Narrowcasting on the AM band WITH sale: Baltimore radio mainstay's format change continues industry segmentation.

June 17, 1997

THE WORD "broadcasting" connotes serving the widest possible audience. Since the 1920s that is what AM radio was all about. A good example is Baltimore's WBAL, a 50,000-watt clear-channel powerhouse. audible from New England to Bermuda. For decades, it combined news and information with middle-of-the-road music, sports and some talk shows.

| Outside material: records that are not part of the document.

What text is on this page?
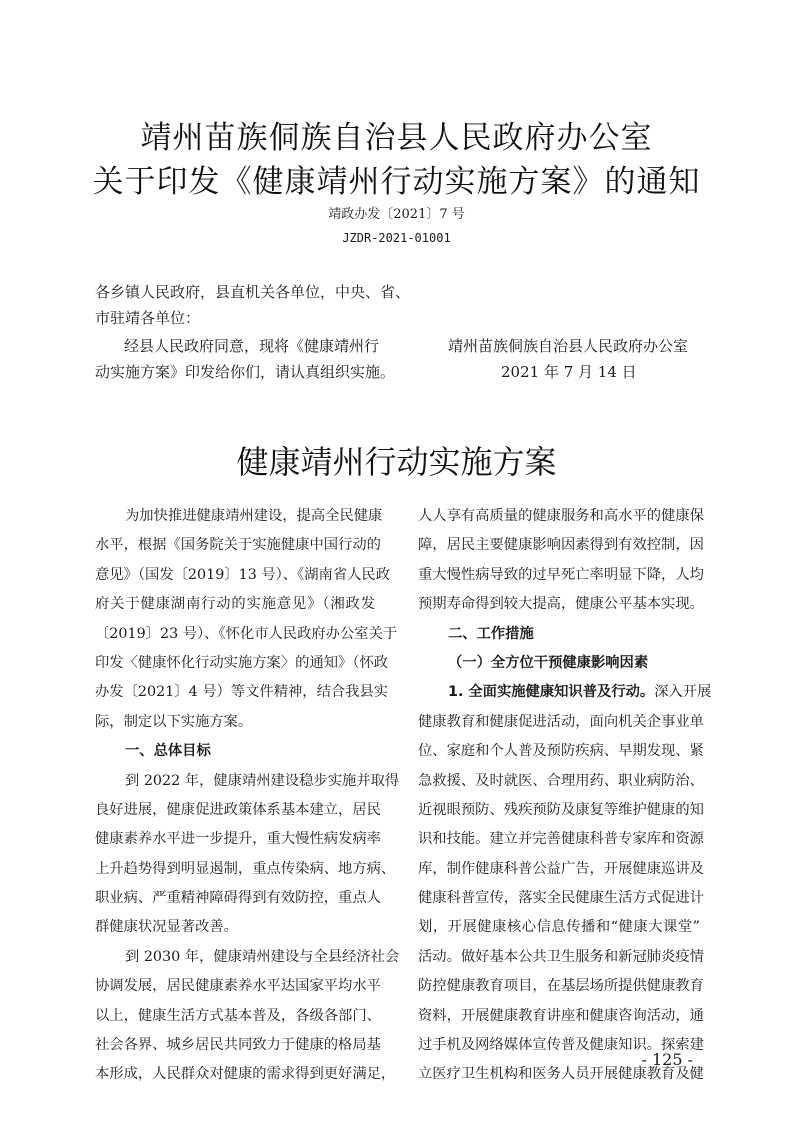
靖州苗族侗族自治县人民政府办公室
关于印发《健康靖州行动实施方案》的通知
靖政办发〔2021〕7 号
JZDR-2021-01001
各乡镇人民政府，县直机关各单位，中央、省、
市驻靖各单位：
经县人民政府同意，现将《健康靖州行
动实施方案》印发给你们，请认真组织实施。
靖州苗族侗族自治县人民政府办公室
2021 年 7 月 14 日
健康靖州行动实施方案
为加快推进健康靖州建设，提高全民健康
水平，根据《国务院关于实施健康中国行动的
意见》（国发〔2019〕13 号）、《湖南省人民政
府关于健康湖南行动的实施意见》（湘政发
〔2019〕23 号）、《怀化市人民政府办公室关于
印发〈健康怀化行动实施方案〉的通知》（怀政
办发〔2021〕4 号）等文件精神，结合我县实
际，制定以下实施方案。
一、总体目标
到 2022 年，健康靖州建设稳步实施并取得
良好进展，健康促进政策体系基本建立，居民
健康素养水平进一步提升，重大慢性病发病率
上升趋势得到明显遏制，重点传染病、地方病、
职业病、严重精神障碍得到有效防控，重点人
群健康状况显著改善。
到 2030 年，健康靖州建设与全县经济社会
协调发展，居民健康素养水平达国家平均水平
以上，健康生活方式基本普及，各级各部门、
社会各界、城乡居民共同致力于健康的格局基
本形成，人民群众对健康的需求得到更好满足，
人人享有高质量的健康服务和高水平的健康保
障，居民主要健康影响因素得到有效控制，因
重大慢性病导致的过早死亡率明显下降，人均
预期寿命得到较大提高，健康公平基本实现。
二、工作措施
（一）全方位干预健康影响因素
1. 全面实施健康知识普及行动。深入开展
健康教育和健康促进活动，面向机关企事业单
位、家庭和个人普及预防疾病、早期发现、紧
急救援、及时就医、合理用药、职业病防治、
近视眼预防、残疾预防及康复等维护健康的知
识和技能。建立并完善健康科普专家库和资源
库，制作健康科普公益广告，开展健康巡讲及
健康科普宣传，落实全民健康生活方式促进计
划，开展健康核心信息传播和“健康大课堂”
活动。做好基本公共卫生服务和新冠肺炎疫情
防控健康教育项目，在基层场所提供健康教育
资料，开展健康教育讲座和健康咨询活动，通
过手机及网络媒体宣传普及健康知识。探索建
立医疗卫生机构和医务人员开展健康教育及健
- 125 -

WBAL-AM has not had a music format for nearly two decades. One by one, other AM stations, too, have junked their music formats and have started programming for narrowly targeted audiences. When 56-year-old WITH is sold shortly and shifts to gospel, only one AM outlet, big band station WWLG, will keep on playing secular music. Some of AM radio's shift to narrowcasting -- from religion to various talk formats -- is due to technical reasons. In clarity and sound quality AM simply cannot compete with the FM band. That's where all the music has gone. Another reason for the trend is big corporations acquiring stations, says Harry Shriver, a local radio veteran: "Their only consideration is the bottom line. They are not interested in community service because they have never been part of the community."

As late as the 1970s, tiny WITH was still acting big. Under news director Dennis Hill, it ran a substantial local news operation with mobile units and reporters like Tom Lattanzi and Bob Blatchley. Those were the days when all self-respecting AM stations had a local news operation. Today, few stations do.

Older Baltimoreans associate WITH with Buddy Deane or the late Maurice "Hot Rod" Hulbert, who became the first black disk jockey to broadcast here on a white station.

Innovative. That's what WITH was in its halcyon days in the 1950s and early 1960s. It will be remembered fondly.